Hat § 1664 I BGB (Beschränkte Haftung der Eltern) Anspruchscharakter?
Teil der Rechtsprechung:
Die Lehre und ein Teil der Rechtsprechung halten § 1664 I BGB für eine eigenständige Anspruchsgrundlage des Kindes gegen sein Eltern.
Dies folge aus dem in § 1664 I BGB festgesetzten Sorgfaltsmaßstab, nach dem über § 277 BGB grob fahrlässig herbeigeführte Schäden ersatzpflichtig sind.

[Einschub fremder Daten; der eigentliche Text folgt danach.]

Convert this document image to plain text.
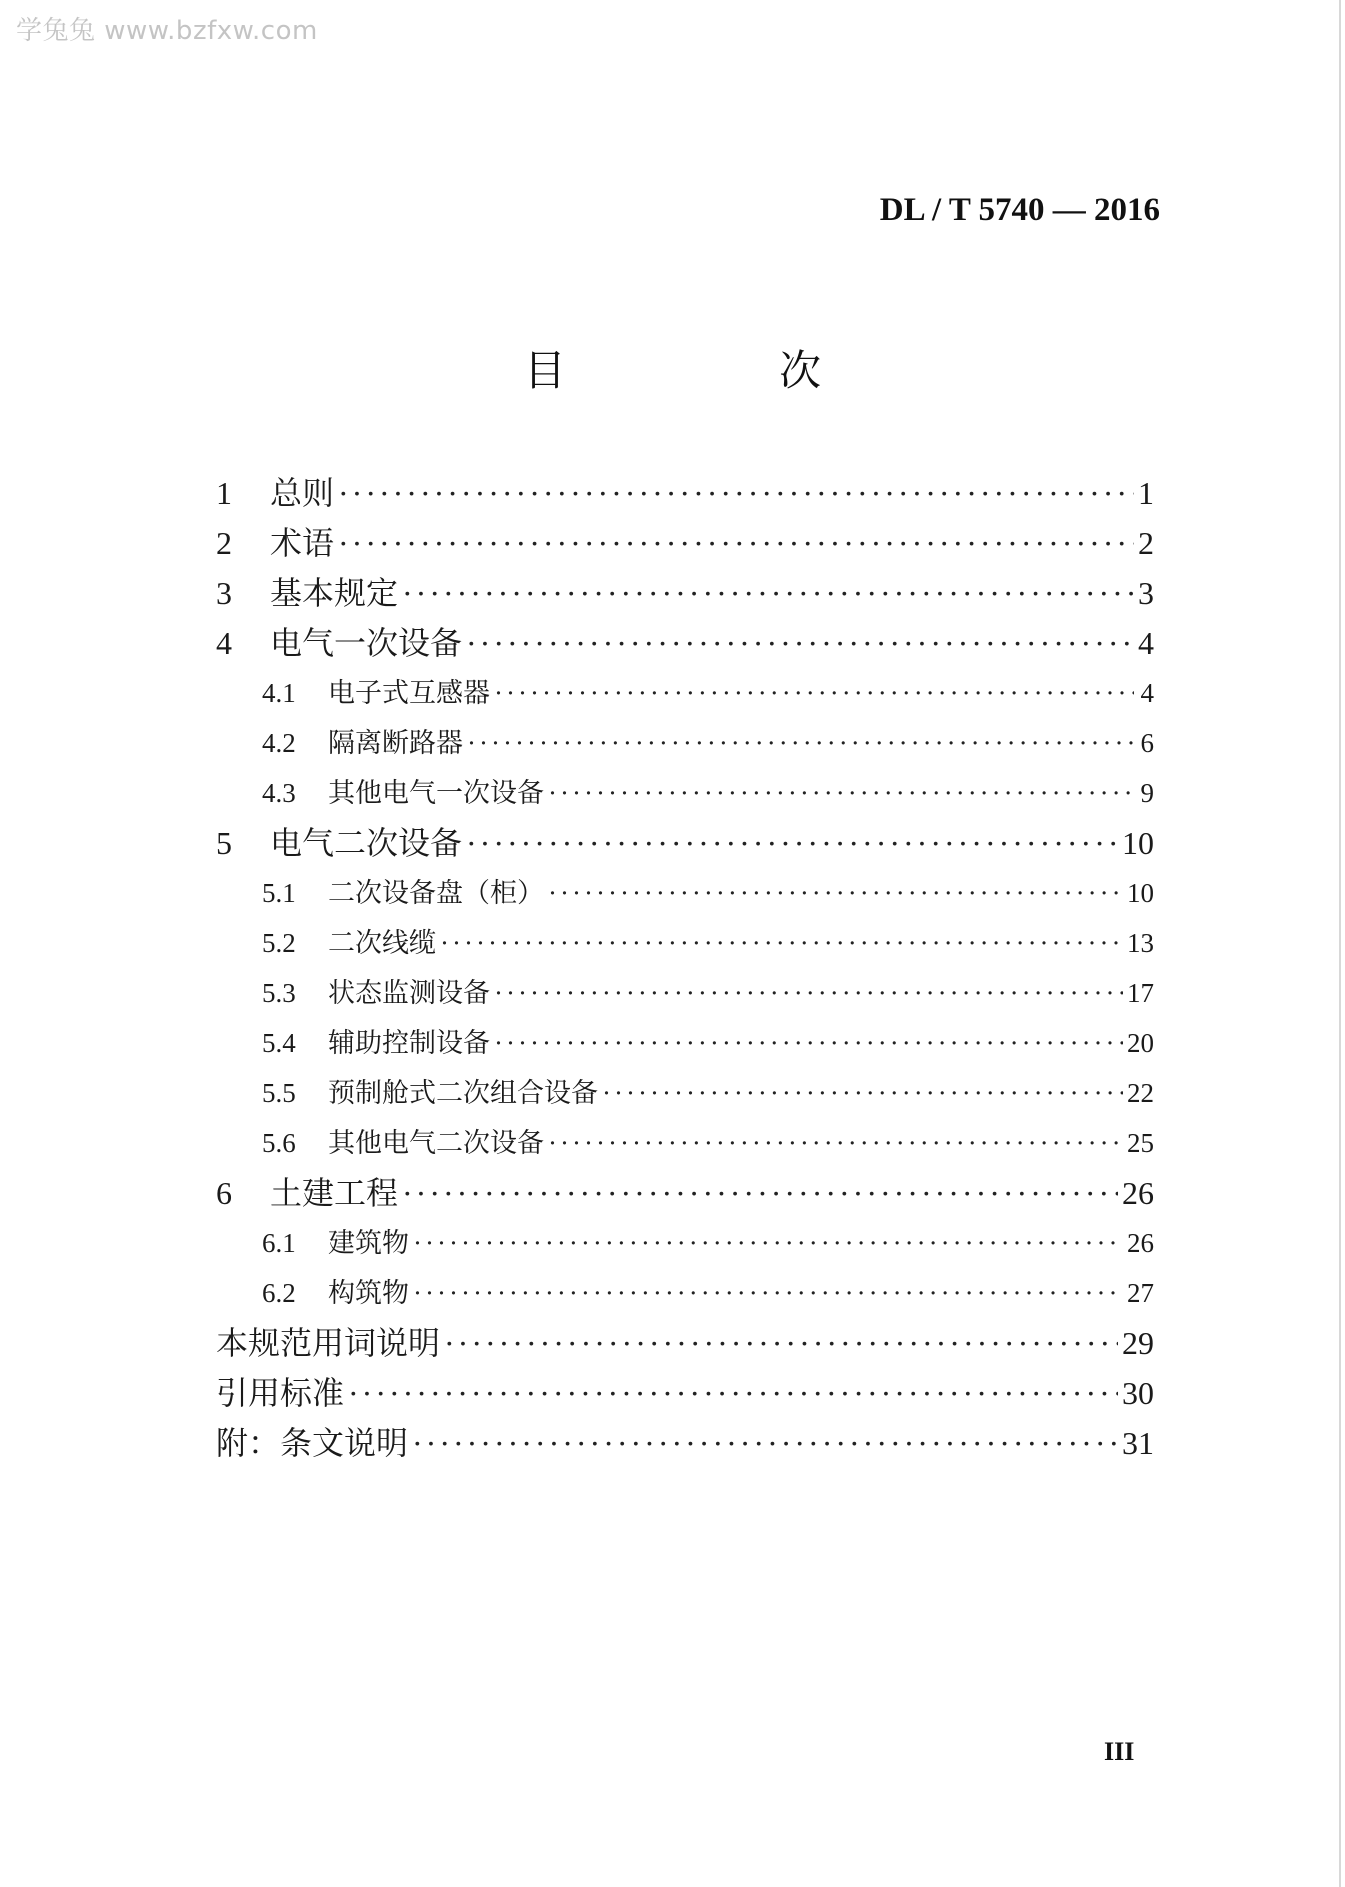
学兔兔 www.bzfxw.com
DL / T 5740 — 2016
目 次
1	总则 ·····	1
2	术语 ·····	2
3	基本规定 ·····	3
4	电气一次设备 ·····	4
4.1	电子式互感器 ·····	4
4.2	隔离断路器 ·····	6
4.3	其他电气一次设备 ·····	9
5	电气二次设备 ·····	10
5.1	二次设备盘（柜） ·····	10
5.2	二次线缆 ·····	13
5.3	状态监测设备 ·····	17
5.4	辅助控制设备 ·····	20
5.5	预制舱式二次组合设备 ·····	22
5.6	其他电气二次设备 ·····	25
6	土建工程 ·····	26
6.1	建筑物 ·····	26
6.2	构筑物 ·····	27
本规范用词说明 ·····	29
引用标准 ·····	30
附：条文说明 ·····	31
III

Weiterhin begründe die elterliche Sorge ein familienrechtliches, gesetzliches Schuldverhältnis durch das Schadensersatzpflichten entstünden, die ohne diese Vorschrift angesichts komplexer Elternpflichten zur Personen- und Vermögenssorge anders nicht begründbar sind.
Gegenmeinung:
Die Gegenmeinung lehnt die Anspruchsqualität des § 1664 I BGB ab.
Der Wortlaut der Norm gebe keinerlei Anhaltspunkte hierfür her; lediglich die Formulierung “bei Ausübung der elterlichen Sorge” genüge nicht. Es fehlt der Norm zur Anspruchsgrundlagenqualität an “Tatbestand und Rechtsfolge”.
Im Gegenteil lege der Verwendung des Wortes “nur” nahe, dass die Norm das Bestehen einer anderen Anspruchsgrundlage voraussetze, die eine Haftung bei mittlerer Fahrlässigkeit festsetzt.
Zudem sei der Wortlaut des § 1664 I BGB mit der ähnlich lautenden Vorschrift des § 276 I 1 BGB (bzw. §§ 277, 521, 599, 690 BGB) vergleichbar, die unstreitig ebenfalls lediglich einen Haftungsmaßstab regele.
Auch ein Vergleich mit § 1833 I S. 1 BGB, der das Verhältnis zwischen Mündel und Vormund regelt und ausdrücklich einen Schadensersatzanspruch des Mündels festsetzt, ergebe, dass § 1664 I BGB keine Anspruchsgrundlage darstelle, da diese Norm eine entsprechende Rechtsfolgenanordnung vermissen lasse.
Stellungnahme:
Letzterer Ansicht ist aus genannten Gründen zu folgen.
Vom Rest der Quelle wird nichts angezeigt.